Sebastian fez uma expressão como quem volta subitamente à realidade.

– Sim! Eu... vou.


–~-oOo-~-

Àquela altura, o esquadrão da Ordem visto por Sebastian e Cinthya já havia chegado na zona residencial e começado a habitual procura. Reginald, totalmente determinado em achar a Mãe, dava ordens e mais ordens para que fossem reviradas todas as casas daquela parte da cidade. Porém, o esforço parecia inútil. Cada casa vasculhada, cada cômodo revirado, cada movimento feito cobrava um esforço de todos do qual não tiravam nenhum proveito ou recompensa.

– Ânimo! - ele gritou, batendo seu cetro de ponta piramidal no chão ao ver sinais de fraqueza - Não estamos nem perto de terminar!
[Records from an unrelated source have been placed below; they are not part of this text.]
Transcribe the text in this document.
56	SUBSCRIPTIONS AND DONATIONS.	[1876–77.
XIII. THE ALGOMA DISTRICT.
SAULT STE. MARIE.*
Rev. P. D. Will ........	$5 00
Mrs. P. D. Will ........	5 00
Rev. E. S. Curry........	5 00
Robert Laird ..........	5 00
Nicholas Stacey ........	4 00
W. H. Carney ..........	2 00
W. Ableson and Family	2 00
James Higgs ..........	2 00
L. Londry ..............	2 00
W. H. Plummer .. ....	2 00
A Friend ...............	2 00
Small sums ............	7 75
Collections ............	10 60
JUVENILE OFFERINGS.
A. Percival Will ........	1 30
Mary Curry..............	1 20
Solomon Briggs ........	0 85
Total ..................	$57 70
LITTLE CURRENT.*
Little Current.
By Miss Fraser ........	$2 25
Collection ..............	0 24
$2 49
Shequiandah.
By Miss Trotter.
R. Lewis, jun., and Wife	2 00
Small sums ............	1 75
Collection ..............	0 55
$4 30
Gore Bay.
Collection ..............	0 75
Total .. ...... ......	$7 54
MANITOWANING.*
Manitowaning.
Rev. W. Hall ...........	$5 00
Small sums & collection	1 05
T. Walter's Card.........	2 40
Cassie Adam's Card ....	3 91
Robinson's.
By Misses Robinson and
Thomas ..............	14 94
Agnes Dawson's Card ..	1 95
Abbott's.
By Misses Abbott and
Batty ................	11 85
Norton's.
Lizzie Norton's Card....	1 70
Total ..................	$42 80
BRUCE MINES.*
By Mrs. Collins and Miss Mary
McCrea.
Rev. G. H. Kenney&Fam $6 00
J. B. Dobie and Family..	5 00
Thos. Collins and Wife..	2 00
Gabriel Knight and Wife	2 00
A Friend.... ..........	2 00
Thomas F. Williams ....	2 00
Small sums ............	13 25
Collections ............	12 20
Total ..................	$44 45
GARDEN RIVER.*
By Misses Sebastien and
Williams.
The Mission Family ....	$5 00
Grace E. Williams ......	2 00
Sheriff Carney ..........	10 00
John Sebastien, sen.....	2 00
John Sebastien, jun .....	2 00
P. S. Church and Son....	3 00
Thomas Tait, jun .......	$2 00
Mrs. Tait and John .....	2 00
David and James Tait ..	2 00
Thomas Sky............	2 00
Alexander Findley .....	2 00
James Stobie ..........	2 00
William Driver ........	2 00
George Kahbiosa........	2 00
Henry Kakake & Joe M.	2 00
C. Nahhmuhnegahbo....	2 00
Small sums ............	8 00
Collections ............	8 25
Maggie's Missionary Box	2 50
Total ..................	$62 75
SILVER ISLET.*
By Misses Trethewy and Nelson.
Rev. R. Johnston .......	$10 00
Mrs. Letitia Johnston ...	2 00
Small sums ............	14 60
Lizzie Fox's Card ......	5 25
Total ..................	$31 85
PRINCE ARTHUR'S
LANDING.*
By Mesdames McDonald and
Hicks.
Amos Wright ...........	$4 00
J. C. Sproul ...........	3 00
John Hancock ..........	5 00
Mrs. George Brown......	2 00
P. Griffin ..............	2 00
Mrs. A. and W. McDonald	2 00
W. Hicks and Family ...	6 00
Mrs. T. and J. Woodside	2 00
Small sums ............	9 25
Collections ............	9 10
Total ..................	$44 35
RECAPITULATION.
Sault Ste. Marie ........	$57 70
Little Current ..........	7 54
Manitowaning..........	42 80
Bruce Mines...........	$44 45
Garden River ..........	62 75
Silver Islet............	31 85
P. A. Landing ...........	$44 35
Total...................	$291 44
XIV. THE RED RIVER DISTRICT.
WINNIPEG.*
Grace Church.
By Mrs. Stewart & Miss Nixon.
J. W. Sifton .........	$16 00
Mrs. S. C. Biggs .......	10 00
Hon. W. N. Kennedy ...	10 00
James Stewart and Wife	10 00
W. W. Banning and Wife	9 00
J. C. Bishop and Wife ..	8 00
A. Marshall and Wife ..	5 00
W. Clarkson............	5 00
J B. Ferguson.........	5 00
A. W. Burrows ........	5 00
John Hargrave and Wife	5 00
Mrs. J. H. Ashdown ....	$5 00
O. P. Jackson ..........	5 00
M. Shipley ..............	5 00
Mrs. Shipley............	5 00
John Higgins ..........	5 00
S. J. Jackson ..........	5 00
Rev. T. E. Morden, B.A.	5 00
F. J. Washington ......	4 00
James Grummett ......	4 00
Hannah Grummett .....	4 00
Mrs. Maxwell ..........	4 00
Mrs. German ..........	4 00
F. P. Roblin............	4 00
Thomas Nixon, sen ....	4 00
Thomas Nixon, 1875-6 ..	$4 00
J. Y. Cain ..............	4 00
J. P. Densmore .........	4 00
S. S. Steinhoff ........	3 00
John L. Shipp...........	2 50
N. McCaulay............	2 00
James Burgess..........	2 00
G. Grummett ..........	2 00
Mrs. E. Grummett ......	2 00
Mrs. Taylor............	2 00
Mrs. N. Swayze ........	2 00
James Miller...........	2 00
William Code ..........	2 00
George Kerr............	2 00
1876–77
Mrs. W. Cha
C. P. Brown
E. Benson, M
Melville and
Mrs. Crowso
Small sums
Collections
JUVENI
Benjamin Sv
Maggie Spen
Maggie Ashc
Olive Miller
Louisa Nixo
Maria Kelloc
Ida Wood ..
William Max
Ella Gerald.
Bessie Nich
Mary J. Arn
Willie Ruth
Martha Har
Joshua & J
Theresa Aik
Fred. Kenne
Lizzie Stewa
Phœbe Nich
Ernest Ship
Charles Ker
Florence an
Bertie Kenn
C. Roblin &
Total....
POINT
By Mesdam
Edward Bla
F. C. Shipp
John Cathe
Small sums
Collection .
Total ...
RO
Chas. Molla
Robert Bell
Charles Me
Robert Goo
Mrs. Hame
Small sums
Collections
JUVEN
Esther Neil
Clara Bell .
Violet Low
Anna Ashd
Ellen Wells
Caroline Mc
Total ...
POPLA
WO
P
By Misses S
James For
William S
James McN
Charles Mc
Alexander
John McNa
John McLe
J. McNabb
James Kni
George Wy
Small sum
– Sim, meu lorde! - todos assentiram.

Embora estivessem todos esforçando-se o máximo possível, o cansaço era inevitável e estava claramente à mostra, até mesmo em Reginald; a zona residencial era um dos maiores bairros da cidade, não só em tamanho geográfico, mas em número de edifícios também. Quando comparada às cidades dos arredores, Silent Hill não mostrava ser um lugar tão desenvolvido, principalmente pelo fato de estar há muito tempo já abandondada. Por isso, a presença de moradias era bem maior que a de comércios e semelhantes, e grande parte dessas moradias concentravam-se na zona residencial, fazendo desta a busca a mais desafiadora até o momento.

Os dois homens que acompanhavam Evan, Emilly e Reginald, Monroe e Otto, arrombaram a porta de mais um sobrado e todos entraram.

– Monroe, Otto. Encarreguem-se do térreo. Evan, Emilly, andar de cima. Eu irei ao porão. Revirem tudo, olhem dentro das paredes se for necessário. - foram as ordens do Mestre – E não se esqueçam, sejam rápidos! É só uma questão de tempo até que anoiteça e tenhamos que voltar à Catedral, e assim, mais um dia terá se passado sem que tenhamos resultado nenhum.

– Sim, meu lorde! - todos curvaram-se com a mão no peito em sinal de obediência e seguiram para seus respectivos destinos.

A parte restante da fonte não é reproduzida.